Why am I giving you my personal history? It might seem self-indulgent. I do so to state a premise, that hate grows in an insulated culture. In my case, WASP heaven. It’s in the air. A person breathes it in. The “other” is outside, subject to suspicion, with blatant racist or antisemitic comment in everyday speech. Or, more genteel, expressed as “I’m not prejudiced, I don’t hate anyone.” Social liberals are especially prone to that. For many, there seems to be a blind spot when it comes to Jews.

It is because WASP culture has now long been in retreat that we see virulent reactions in hate groups: “Jews will not replace us.”

I’m not advocating a particular social or political platform. I’m saying we have a root problem written into the psyche of language. And unless a person is, first, conscious of that, and, second, works assiduously to free himself of it, the hate is there lurking, to leap out at any provocation. In the language of Genesis, sin is at the door ready to take you when you do not choose the good.

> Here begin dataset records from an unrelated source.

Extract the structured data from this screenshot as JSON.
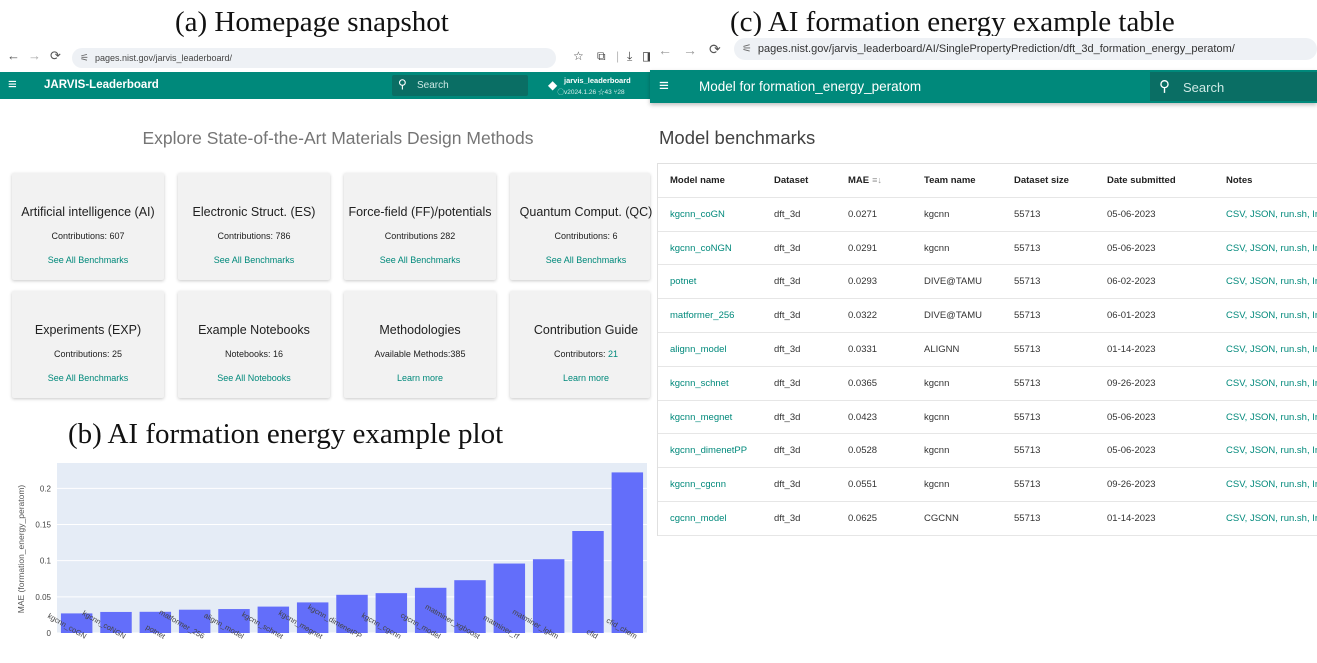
{
  "captions": {
    "a": "(a) Homepage snapshot",
    "b": "(b) AI formation energy example plot",
    "c": "(c) AI formation energy example table"
  },
  "homepage": {
    "url": "pages.nist.gov/jarvis_leaderboard/",
    "brand": "JARVIS-Leaderboard",
    "search_placeholder": "Search",
    "repo_name": "jarvis_leaderboard",
    "repo_meta": "⃝v2024.1.26 ☆43 ⑂28",
    "headline": "Explore State-of-the-Art Materials Design Methods",
    "cards": [
      {
        "title": "Artificial intelligence (AI)",
        "count_text": "Contributions: 607",
        "link": "See All Benchmarks"
      },
      {
        "title": "Electronic Struct. (ES)",
        "count_text": "Contributions: 786",
        "link": "See All Benchmarks"
      },
      {
        "title": "Force-field (FF)/potentials",
        "count_text": "Contributions 282",
        "link": "See All Benchmarks"
      },
      {
        "title": "Quantum Comput. (QC)",
        "count_text": "Contributions: 6",
        "link": "See All Benchmarks"
      },
      {
        "title": "Experiments (EXP)",
        "count_text": "Contributions: 25",
        "link": "See All Benchmarks"
      },
      {
        "title": "Example Notebooks",
        "count_text": "Notebooks: 16",
        "link": "See All Notebooks"
      },
      {
        "title": "Methodologies",
        "count_text": "Available Methods:385",
        "link": "Learn more"
      },
      {
        "title": "Contribution Guide",
        "count_text": "Contributors: ",
        "count_highlight": "21",
        "link": "Learn more"
      }
    ]
  },
  "chart_data": {
    "type": "bar",
    "ylabel": "MAE (formation_energy_peratom)",
    "ylim": [
      0,
      0.235
    ],
    "yticks": [
      0,
      0.05,
      0.1,
      0.15,
      0.2
    ],
    "ytick_labels": [
      "0",
      "0.05",
      "0.1",
      "0.15",
      "0.2"
    ],
    "grid": true,
    "bar_color": "#636efa",
    "plot_bg": "#e5ecf6",
    "categories": [
      "kgcnn_coGN",
      "kgcnn_coNGN",
      "potnet",
      "matformer_256",
      "alignn_model",
      "kgcnn_schnet",
      "kgcnn_megnet",
      "kgcnn_dimenetPP",
      "kgcnn_cgcnn",
      "cgcnn_model",
      "matminer_xgboost",
      "matminer_rf",
      "matminer_lgbm",
      "cfid",
      "cfid_chem"
    ],
    "values": [
      0.0271,
      0.0291,
      0.0293,
      0.0322,
      0.0331,
      0.0365,
      0.0423,
      0.0528,
      0.0551,
      0.0625,
      0.073,
      0.096,
      0.102,
      0.141,
      0.222
    ]
  },
  "table_page": {
    "url": "pages.nist.gov/jarvis_leaderboard/AI/SinglePropertyPrediction/dft_3d_formation_energy_peratom/",
    "appbar_title": "Model for formation_energy_peratom",
    "search_placeholder": "Search",
    "heading": "Model benchmarks",
    "columns": [
      "Model name",
      "Dataset",
      "MAE",
      "Team name",
      "Dataset size",
      "Date submitted",
      "Notes"
    ],
    "sort_icon": "≡↓",
    "rows": [
      [
        "kgcnn_coGN",
        "dft_3d",
        "0.0271",
        "kgcnn",
        "55713",
        "05-06-2023",
        "CSV, JSON, run.sh, Info"
      ],
      [
        "kgcnn_coNGN",
        "dft_3d",
        "0.0291",
        "kgcnn",
        "55713",
        "05-06-2023",
        "CSV, JSON, run.sh, Info"
      ],
      [
        "potnet",
        "dft_3d",
        "0.0293",
        "DIVE@TAMU",
        "55713",
        "06-02-2023",
        "CSV, JSON, run.sh, Info"
      ],
      [
        "matformer_256",
        "dft_3d",
        "0.0322",
        "DIVE@TAMU",
        "55713",
        "06-01-2023",
        "CSV, JSON, run.sh, Info"
      ],
      [
        "alignn_model",
        "dft_3d",
        "0.0331",
        "ALIGNN",
        "55713",
        "01-14-2023",
        "CSV, JSON, run.sh, Info"
      ],
      [
        "kgcnn_schnet",
        "dft_3d",
        "0.0365",
        "kgcnn",
        "55713",
        "09-26-2023",
        "CSV, JSON, run.sh, Info"
      ],
      [
        "kgcnn_megnet",
        "dft_3d",
        "0.0423",
        "kgcnn",
        "55713",
        "05-06-2023",
        "CSV, JSON, run.sh, Info"
      ],
      [
        "kgcnn_dimenetPP",
        "dft_3d",
        "0.0528",
        "kgcnn",
        "55713",
        "05-06-2023",
        "CSV, JSON, run.sh, Info"
      ],
      [
        "kgcnn_cgcnn",
        "dft_3d",
        "0.0551",
        "kgcnn",
        "55713",
        "09-26-2023",
        "CSV, JSON, run.sh, Info"
      ],
      [
        "cgcnn_model",
        "dft_3d",
        "0.0625",
        "CGCNN",
        "55713",
        "01-14-2023",
        "CSV, JSON, run.sh, Info"
      ]
    ]
  }
}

Of all the prejudices and hatreds, I think hatred of Jews is the most deep-seated. It is so deep and long in history it is a primary hate. There are many expressions of hate, people singled out. I’m writing of this one, antecedent to the many.

Let those of us from a WASP culture consider the air we breathe. See hatred for what it is, and that we carry it residually all our lives. Work it out in humane and just ways of living such that each culture can prosper in the richness of its tradition, thereby contributing to the whole as a sacred trust.


The Rev. Robert Stuart is pastor emeritus of the Amagansett Presbyterian Church. He lives in Springs.